Um dos pilares da nova gestão orçamentária é o Decreto nº 48.509/2026, que extingue as cotas orçamentárias autônomas para as secretarias. Agora, todos os gastos devem ser submetidos a um conselho gestor, responsável por analisar a prioridade e a necessidade das despesas, coibindo gastos excessivos. A governadora enfatizou que “o orçamento foi reestruturado e nenhuma pasta possui mais cota orçamentária própria”.
Adicionalmente, foi determinada a revisão de todos os contratos administrativos, com o objetivo de reduzir em até 25% despesas em áreas como aluguel de imóveis, veículos, serviços terceirizados e tecnologia da informação.
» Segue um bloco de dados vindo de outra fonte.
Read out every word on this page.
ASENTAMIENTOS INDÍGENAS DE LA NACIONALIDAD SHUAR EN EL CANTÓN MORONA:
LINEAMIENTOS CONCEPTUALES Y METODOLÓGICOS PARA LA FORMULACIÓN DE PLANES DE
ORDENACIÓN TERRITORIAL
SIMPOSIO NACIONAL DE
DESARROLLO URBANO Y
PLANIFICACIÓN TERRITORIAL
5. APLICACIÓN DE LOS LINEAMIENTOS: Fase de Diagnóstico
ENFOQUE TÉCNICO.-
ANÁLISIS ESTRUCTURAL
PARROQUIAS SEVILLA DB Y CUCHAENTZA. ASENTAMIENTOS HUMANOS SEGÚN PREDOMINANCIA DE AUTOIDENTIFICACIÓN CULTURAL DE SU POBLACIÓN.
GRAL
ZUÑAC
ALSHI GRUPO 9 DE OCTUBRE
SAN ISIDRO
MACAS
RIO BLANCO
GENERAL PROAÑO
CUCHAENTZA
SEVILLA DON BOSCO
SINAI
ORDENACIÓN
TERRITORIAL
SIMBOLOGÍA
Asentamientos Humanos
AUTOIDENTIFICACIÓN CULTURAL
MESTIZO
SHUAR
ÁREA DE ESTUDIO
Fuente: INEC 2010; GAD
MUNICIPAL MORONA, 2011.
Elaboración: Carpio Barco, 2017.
Gastos com eventos e publicidade institucional também foram significativamente cortados.
A governadora explicou que a contenção de despesas é seletiva, e não um corte linear, visando preservar setores essenciais. A saúde, em particular, recebeu um reforço orçamentário proveniente da realocação de recursos. A criação de novos cargos e reajustes salariais não obrigatórios foram suspensos para controlar o crescimento dos gastos com pessoal, que já representam a maior parte do orçamento distrital.
Apesar dos ajustes, a gestão de Celina Leão manteve concursos públicos e convocações para áreas críticas como saúde, educação e segurança, visando a reposição de servidores. O governo também intensificou o controle sobre programas sociais, com revisão cadastral para assegurar que os benefícios cheguem aos cidadãos mais vulneráveis.
Essas ações, classificadas pela governadora como “corajosas”, fazem parte de uma estratégia para reorganizar as prioridades e reduzir gastos administrativos. “Os recursos já estão lá, não vão aparecer. É preciso priorizar e controlar”, concluiu Celina Leão, indicando uma gestão focada em gastos seletivos e na sustentabilidade fiscal.